Maybe that's why websites aren't called businesses very often; as opposed to being called social networks, or music discovery sites. Calling them businesses brings to mind difficult questions about funding and cash-flow. Amazon is called a business all the time though. Funny that.
The market likes to pretend that you can have large numbers of purely advertising funded web-based businesses and it will work fine. It's a collossal pump and dump scheme, which it's in almost everybody's interests to perpetuate, particularly banks like Goldman Sachs.
Wait a sec, you see that link on Goldman Sachs? The one you just skipped straight past? Open it now and bookmark it to read later (once you've finished this post, obviously.) It's a stunning piece of journalism.
Bookmarked? Good. On we go.
New startups like Color - who have raised $41m of investment capital - need to make the case that they can fund themselves using advertising as it's the only real revenue model open to them. Subscription services would take too long to pay back (if anyone ever subscribes at all) and the business plan would be immediately shot to pieces.
So you point at the big pot of web advertising money - £4bn last year in the UK, say new figures out today - and you boldly state 'we can win our share of that pot'.
It's a Dragon's Den reject's profit forecast.
"The market is £4bn and if we can just win 1% of that, then we'll all be millionaires and have super-yachts that make Roman Abramovich's boat look like a mirror dinghy."
"So how many Skyhooks did you actually sell last year?"
"Er.... [nervous shuffle] Have I mentioned the overall market is £4bn?"
"So how many Skyhooks did you actually sell last year?"
"Er.... [nervous shuffle] Have I mentioned the overall market is £4bn?"
It's in the interests of the start-ups themselves, banks, media agencies and bored marketing directors to pretend that the latest shiny web start-up will definitely work and that profit is just around the corner. It's even in the interests of the investors as long as they're not left holding any shares when the music stops. The game is to get out just in time and make your money on the way up. Like I said earlier, it's classic pump and dump but with a web 2.0 (aren't we on 2.1 yet?) twist.
I'm going to look on the bright side of human nature and assume that this can't carry on, because it's ridiculous. The emperor is parading around naked and everybody knows it, including the emperor himself. I know pyramid selling schemes never go away, but they don't usually take in whole industries for years at a time.
Eventually we'll have to recognise that worthwhile products cost more money than advertising can provide, although advertising is useful to keep the price down. Newspapers knew it for years, forgot and are just starting to remember again.
There is a relatively easy solution though and it's where I'm starting to think that we'll end up.
A large part of the cost base for internet businesses is in hosting and back-end IT infrastructure. Take Color again. Their app is very basic, whatever marketing spin the management might want to put on it. Never mind forty sensors, I'd be willing to be that 99% of the time a geographic fix to the nearest fifty metres or so would be fine. They'd probably be better suited by at least turning off the microphone, as capturing sound with the pictures is going to scare people off.
The cost (unless they're crazy) is in providing a photo hosting and delivery service to the entire world from day one.
Remember back when the internet was young and we were all going to have a website? In the end only geeks and businesses did it. Even this datamonkey doesn't have one. I've got a blog, sure, but I don't pay a tenner a month for my own site.
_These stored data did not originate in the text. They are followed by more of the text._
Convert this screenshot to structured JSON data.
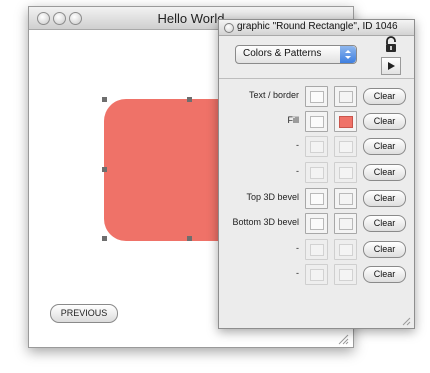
{
  "main_window": {
    "title": "Hello World",
    "previous_label": "PREVIOUS"
  },
  "shape": {
    "name": "Round Rectangle",
    "fill_color": "#ef7268"
  },
  "palette": {
    "title": "graphic \"Round Rectangle\", ID 1046",
    "category_select": "Colors & Patterns",
    "lock_icon": "lock-icon",
    "play_icon": "play-icon",
    "rows": [
      {
        "label": "Text / border",
        "clear": "Clear",
        "swatch2_color": "#f4f4f4"
      },
      {
        "label": "Fill",
        "clear": "Clear",
        "swatch2_color": "#ef7268"
      },
      {
        "label": "-",
        "clear": "Clear",
        "swatch2_color": "#f4f4f4"
      },
      {
        "label": "-",
        "clear": "Clear",
        "swatch2_color": "#f4f4f4"
      },
      {
        "label": "Top 3D bevel",
        "clear": "Clear",
        "swatch2_color": "#f4f4f4"
      },
      {
        "label": "Bottom 3D bevel",
        "clear": "Clear",
        "swatch2_color": "#f4f4f4"
      },
      {
        "label": "-",
        "clear": "Clear",
        "swatch2_color": "#f4f4f4"
      },
      {
        "label": "-",
        "clear": "Clear",
        "swatch2_color": "#f4f4f4"
      }
    ]
  }
}
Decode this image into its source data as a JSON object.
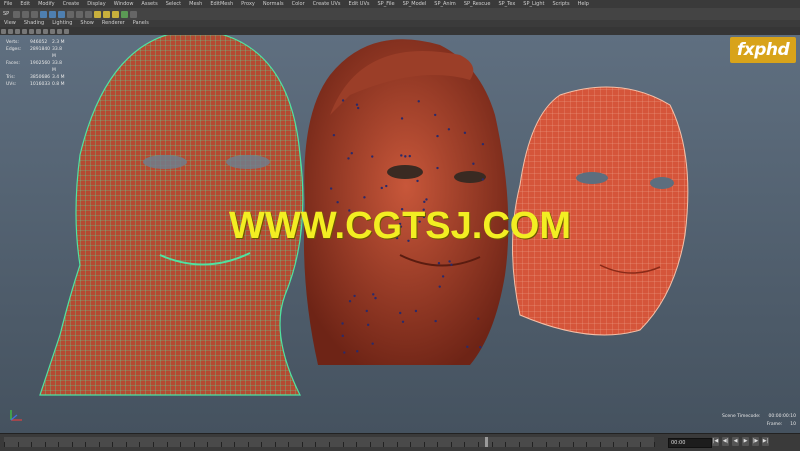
{
  "menubar": {
    "items": [
      "File",
      "Edit",
      "Modify",
      "Create",
      "Display",
      "Window",
      "Assets",
      "Select",
      "Mesh",
      "EditMesh",
      "Proxy",
      "Normals",
      "Color",
      "Create UVs",
      "Edit UVs",
      "SP_File",
      "SP_Model",
      "SP_Anim",
      "SP_Rescue",
      "SP_Tex",
      "SP_Light",
      "Scripts",
      "Help"
    ]
  },
  "shelf": {
    "selector": "SP"
  },
  "view_menu": {
    "items": [
      "View",
      "Shading",
      "Lighting",
      "Show",
      "Renderer",
      "Panels"
    ]
  },
  "hud_stats": {
    "rows": [
      {
        "label": "Verts:",
        "a": "946052",
        "b": "2.3 M"
      },
      {
        "label": "Edges:",
        "a": "2891840",
        "b": "33.8 M"
      },
      {
        "label": "Faces:",
        "a": "1902560",
        "b": "33.8 M"
      },
      {
        "label": "Tris:",
        "a": "3850686",
        "b": "3.4 M"
      },
      {
        "label": "UVs:",
        "a": "1016033",
        "b": "0.8 M"
      }
    ]
  },
  "logo": {
    "text": "fxphd",
    "color": "#d8a31a"
  },
  "watermark": {
    "text": "WWW.CGTSJ.COM",
    "color": "#f3ee22"
  },
  "hud_bottom_right": {
    "rows": [
      {
        "label": "Scene Timecode:",
        "value": "00:00:00:10"
      },
      {
        "label": "Frame:",
        "value": "10"
      }
    ]
  },
  "timeline": {
    "current_time": "00:00",
    "playback_buttons": [
      "|◀",
      "◀|",
      "◀",
      "▶",
      "|▶",
      "▶|"
    ],
    "cursor_fraction": 0.74
  },
  "viewport": {
    "background_top": "#5f6f80",
    "background_bottom": "#45525f",
    "wireframe_color": "#4fe3a0",
    "skin_color": "#b84a30",
    "mesh_color": "#e25a3c"
  }
}
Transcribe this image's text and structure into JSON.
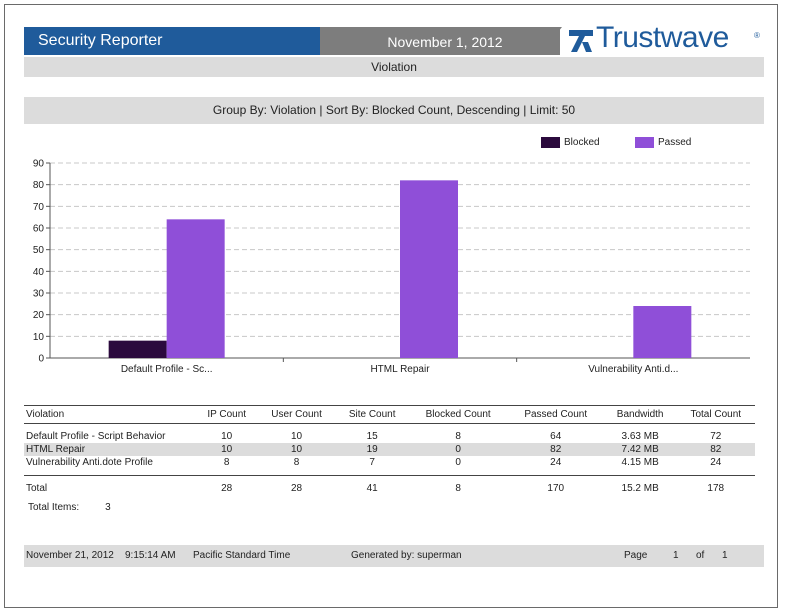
{
  "header": {
    "app_title": "Security Reporter",
    "date": "November 1, 2012",
    "brand": "Trustwave",
    "brand_mark": "®",
    "colors": {
      "header_blue": "#1f5b9b",
      "date_grey": "#7d7d7d",
      "band_grey": "#dcdcdc"
    }
  },
  "section_title": "Violation",
  "group_line": "Group By: Violation | Sort By: Blocked Count, Descending | Limit: 50",
  "chart_data": {
    "type": "bar",
    "categories": [
      "Default Profile - Sc...",
      "HTML Repair",
      "Vulnerability Anti.d..."
    ],
    "series": [
      {
        "name": "Blocked",
        "values": [
          8,
          0,
          0
        ],
        "color": "#2b0a3d"
      },
      {
        "name": "Passed",
        "values": [
          64,
          82,
          24
        ],
        "color": "#8f4fd8"
      }
    ],
    "ylim": [
      0,
      90
    ],
    "yticks": [
      "0",
      "10",
      "20",
      "30",
      "40",
      "50",
      "60",
      "70",
      "80",
      "90"
    ],
    "grid": true,
    "legend_position": "top-right",
    "xlabel": "",
    "ylabel": ""
  },
  "table": {
    "columns": [
      "Violation",
      "IP Count",
      "User Count",
      "Site Count",
      "Blocked Count",
      "Passed Count",
      "Bandwidth",
      "Total Count"
    ],
    "rows": [
      [
        "Default Profile - Script Behavior",
        "10",
        "10",
        "15",
        "8",
        "64",
        "3.63 MB",
        "72"
      ],
      [
        "HTML Repair",
        "10",
        "10",
        "19",
        "0",
        "82",
        "7.42 MB",
        "82"
      ],
      [
        "Vulnerability Anti.dote Profile",
        "8",
        "8",
        "7",
        "0",
        "24",
        "4.15 MB",
        "24"
      ]
    ],
    "total": [
      "Total",
      "28",
      "28",
      "41",
      "8",
      "170",
      "15.2 MB",
      "178"
    ]
  },
  "total_items": {
    "label": "Total Items:",
    "value": "3"
  },
  "footer": {
    "date": "November 21, 2012",
    "time": "9:15:14 AM",
    "timezone": "Pacific Standard Time",
    "generated_by": "Generated by: superman",
    "page_label": "Page",
    "page": "1",
    "of_label": "of",
    "pages": "1"
  }
}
What we need is a model where you pay £10 (or whatever) a month for a virtual PC. A PC in the clouds if you like. Now I've heard that concept before somewhere...
Eventually, the cloud isn't going be about uploading your data, it's going to be about installing software. You host your photos, your videos and whatever else you like. You install apps, just like you do on your phone and they work with what you've uploaded (or help you to upload more.)
Crucially, you pay for the bandwidth and you only a little bit because you don't use that much. One payment runs all of the ad-supported loss making stuff you currently consume on the web. It's unlikely to be an extra payment either - you'll get it with your net connection. Even your mobile net connection. There's no risk in trying an app like Color, because you install it for free on a space that you already have.
When you think about that financial model, vs. Facebook on its own trying to pay for photo and video delivery for 500m active users, just by advertising to them, then all of a sudden the ad-funded model sounds like lunacy.
Think it won't work? How about an on-demand music and video download site offering DVD quality video and full album downloads that smashed the 12m user barrier back in 2008? It carries vast amounts of user-uploaded content and serves it on-demand. It has no venture capital funding at all.
Say hello to The Pirate Bay.
Forget the piracy issue, you're paying for the hosting and bandwidth with your broadband subscription. Social networking is very difficult on the bittorent model (unfortunately for Diaspora) because only you have got a copy of your photos and sometimes you turn off your PC. You need to subscribe to a service that provides you with an always-on connection.
I think this is where the cloud is going and the sooner we get there, the better, because this ad-funded hype driven pyramid scheme is getting seriously out of hand.